Murugavel Janakiraman, founder of the marriage website Matrimony, said that because Indian dating websites know more about India's dating ecology, and it appeared in about 2010, dating apps Tinder, Happn, OkCupid, and Bumble that entered India long before 2016, the number of users is more.

However, although Indians seem to have some control over the relationship and can choose the partner according to their preferences, we can still see the traditional thinking behind the Indian marriage culture.


Image | Courtesy of Netflix

Watch the battle over marriage culture from the Netflix documentary "Indian Matchmaker"

 Netflix's recent documentary "Indian Matchmaker" may help you actually see a corner of Indian matchmaking culture and the controversy behind it.

"Indian Matchmaker" tells the story of how Sima Tataria, an Indian matchmaker who claims to be "Mumbai's top matchmaker", shuttles between Delhi, Mumbai and several major cities in the United States, connecting thousands of American and Indian men and women to marry.
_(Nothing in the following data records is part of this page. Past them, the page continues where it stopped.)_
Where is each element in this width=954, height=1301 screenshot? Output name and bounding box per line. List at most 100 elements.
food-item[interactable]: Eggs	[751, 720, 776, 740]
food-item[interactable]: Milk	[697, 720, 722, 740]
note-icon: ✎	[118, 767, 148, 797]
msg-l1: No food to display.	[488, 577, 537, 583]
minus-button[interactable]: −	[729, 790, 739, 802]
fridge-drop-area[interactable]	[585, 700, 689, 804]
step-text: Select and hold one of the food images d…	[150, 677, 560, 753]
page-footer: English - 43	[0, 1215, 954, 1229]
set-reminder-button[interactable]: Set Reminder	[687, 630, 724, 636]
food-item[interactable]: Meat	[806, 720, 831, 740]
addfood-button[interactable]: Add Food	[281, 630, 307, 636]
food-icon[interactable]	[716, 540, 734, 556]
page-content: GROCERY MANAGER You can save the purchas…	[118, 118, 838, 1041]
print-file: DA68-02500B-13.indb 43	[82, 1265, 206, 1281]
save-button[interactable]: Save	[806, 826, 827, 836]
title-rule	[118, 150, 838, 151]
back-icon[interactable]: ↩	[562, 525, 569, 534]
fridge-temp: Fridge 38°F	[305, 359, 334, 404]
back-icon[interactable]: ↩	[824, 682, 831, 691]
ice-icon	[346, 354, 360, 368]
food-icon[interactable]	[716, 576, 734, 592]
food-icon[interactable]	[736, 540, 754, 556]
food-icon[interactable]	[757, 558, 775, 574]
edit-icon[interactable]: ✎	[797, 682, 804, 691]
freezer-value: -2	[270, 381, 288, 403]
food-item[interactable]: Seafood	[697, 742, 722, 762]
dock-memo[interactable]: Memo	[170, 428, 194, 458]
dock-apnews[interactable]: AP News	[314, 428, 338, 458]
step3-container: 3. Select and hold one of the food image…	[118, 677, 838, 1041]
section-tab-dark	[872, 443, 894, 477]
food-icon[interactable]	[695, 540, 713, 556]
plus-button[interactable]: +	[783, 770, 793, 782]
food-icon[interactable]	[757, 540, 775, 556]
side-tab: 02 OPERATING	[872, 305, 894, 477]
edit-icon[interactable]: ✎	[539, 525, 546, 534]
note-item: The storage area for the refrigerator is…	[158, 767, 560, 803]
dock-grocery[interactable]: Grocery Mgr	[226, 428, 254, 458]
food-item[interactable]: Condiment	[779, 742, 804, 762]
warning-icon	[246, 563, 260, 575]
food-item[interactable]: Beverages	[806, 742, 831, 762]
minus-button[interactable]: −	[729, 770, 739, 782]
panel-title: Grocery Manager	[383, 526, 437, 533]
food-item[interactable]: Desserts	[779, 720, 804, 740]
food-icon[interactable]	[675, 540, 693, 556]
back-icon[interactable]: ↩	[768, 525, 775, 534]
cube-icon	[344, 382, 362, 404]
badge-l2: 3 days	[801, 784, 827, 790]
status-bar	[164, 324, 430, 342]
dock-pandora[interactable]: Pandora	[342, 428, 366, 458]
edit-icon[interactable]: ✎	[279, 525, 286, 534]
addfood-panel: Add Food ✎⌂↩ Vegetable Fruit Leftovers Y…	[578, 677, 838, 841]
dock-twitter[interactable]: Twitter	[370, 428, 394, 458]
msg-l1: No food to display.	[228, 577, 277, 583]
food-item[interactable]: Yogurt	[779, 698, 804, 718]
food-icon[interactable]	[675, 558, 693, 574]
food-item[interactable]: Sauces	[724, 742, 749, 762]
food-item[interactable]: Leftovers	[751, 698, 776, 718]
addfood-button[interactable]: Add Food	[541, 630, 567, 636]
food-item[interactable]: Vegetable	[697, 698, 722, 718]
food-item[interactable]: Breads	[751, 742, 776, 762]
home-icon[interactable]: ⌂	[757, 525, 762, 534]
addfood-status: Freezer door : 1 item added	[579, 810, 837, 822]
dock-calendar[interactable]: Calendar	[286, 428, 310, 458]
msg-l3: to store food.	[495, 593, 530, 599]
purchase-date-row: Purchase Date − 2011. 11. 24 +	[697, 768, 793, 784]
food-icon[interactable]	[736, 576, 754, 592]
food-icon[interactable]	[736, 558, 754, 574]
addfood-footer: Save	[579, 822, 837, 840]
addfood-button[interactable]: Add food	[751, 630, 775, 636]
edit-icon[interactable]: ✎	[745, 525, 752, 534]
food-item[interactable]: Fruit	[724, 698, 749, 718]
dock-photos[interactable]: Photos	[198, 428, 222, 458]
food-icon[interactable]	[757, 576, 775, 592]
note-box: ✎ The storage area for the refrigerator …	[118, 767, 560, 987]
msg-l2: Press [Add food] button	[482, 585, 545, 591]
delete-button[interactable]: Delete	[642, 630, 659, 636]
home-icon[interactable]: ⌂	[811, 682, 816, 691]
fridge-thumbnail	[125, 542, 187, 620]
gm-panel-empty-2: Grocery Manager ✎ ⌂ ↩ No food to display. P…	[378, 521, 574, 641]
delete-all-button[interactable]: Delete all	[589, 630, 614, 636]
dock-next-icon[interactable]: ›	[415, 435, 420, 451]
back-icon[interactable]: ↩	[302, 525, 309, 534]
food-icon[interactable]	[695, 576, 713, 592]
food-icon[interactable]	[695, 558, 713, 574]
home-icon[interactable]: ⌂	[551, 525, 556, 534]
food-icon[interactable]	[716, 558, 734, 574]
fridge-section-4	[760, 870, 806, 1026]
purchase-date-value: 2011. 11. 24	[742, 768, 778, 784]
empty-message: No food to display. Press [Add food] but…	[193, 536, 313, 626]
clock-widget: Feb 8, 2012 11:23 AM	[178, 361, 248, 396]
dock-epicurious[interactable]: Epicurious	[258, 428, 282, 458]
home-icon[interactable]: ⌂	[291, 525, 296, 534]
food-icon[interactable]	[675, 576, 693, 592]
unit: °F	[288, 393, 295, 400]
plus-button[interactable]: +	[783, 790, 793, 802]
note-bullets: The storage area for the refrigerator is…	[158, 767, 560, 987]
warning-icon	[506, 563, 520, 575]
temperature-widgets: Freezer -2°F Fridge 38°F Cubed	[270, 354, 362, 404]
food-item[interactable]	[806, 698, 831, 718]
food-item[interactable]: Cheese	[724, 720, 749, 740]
When the pictures of how these Indians choose a mate and enter into marriage are presented to the audience one by one, in addition to meeting the audience's glimpse of how India, a mysterious country, interprets love, it also sets off discussions about Indian marriage culture such as the re-engineering of patriarchal thinking and the misuse of feminine traits:

1. Caste system

Sima Tataria's U.S. customers include successful, affluent Indian-Americans who have tried dating apps like Tinder and Bumble, but ultimately want to return to the most traditional methods of finding their home. In order to find someone who matches their class, many guests will explicitly ask for the caste of their partner, and make discriminatory remarks such as "different castes cannot communicate" on the show.


Image | Courtesy of Netflix

2. Gender discrimination

Sima Taparia insists that "parents know their children best, so they must guide their children's wedding events", and tells the married woman that "women should not be too stubborn" and "learn to compromise".

In addition, Sima Taparia will also comment on women's appearance, and some netizens have edited Sima Taparia's blunt criticism of women's appearance, and posted it on social media, once again bringing harm to these criticized women.

Moreover, when "Indian Matchmaker" deals with the image of the groom choosing a bride, it presents women as commodities, being picked and chosen, and the image is like dwarfing women.

3. Failure to fulfill the responsibility of supervision

From time to time, the show rejects blind dates because of height, education, class, etc., and in the face of these prejudices, the show does not question them, but allows patriarchy, discrimination, and the vices of the caste system to run rampant.

However, some people believe that the content of the documentary is a reflection of the real society, and the real problem is the real society, and the production unit does not have the responsibility to correct the concept.

(Guess what you want to see: Refuse blind date marriage urging first aid manual: I am single, is my choice)


Photo by Liquid (Artiste) Arya on Unsplash

After walking this journey from arranged marriages to open relationships, do you understand how India's unique ecology of love that is both conservative and open came about?

Perhaps, India is not yet able to move from arranged marriage to free love; Monogamy cannot collapse anytime soon, but we still see the flow of lust, the non-constancy of relationships, and the change of social perceptions not in one step.

At this stage, it is certain that some imaginations about romantic relationships have come true, and not only Taiwan is on the road, but India is also following suit.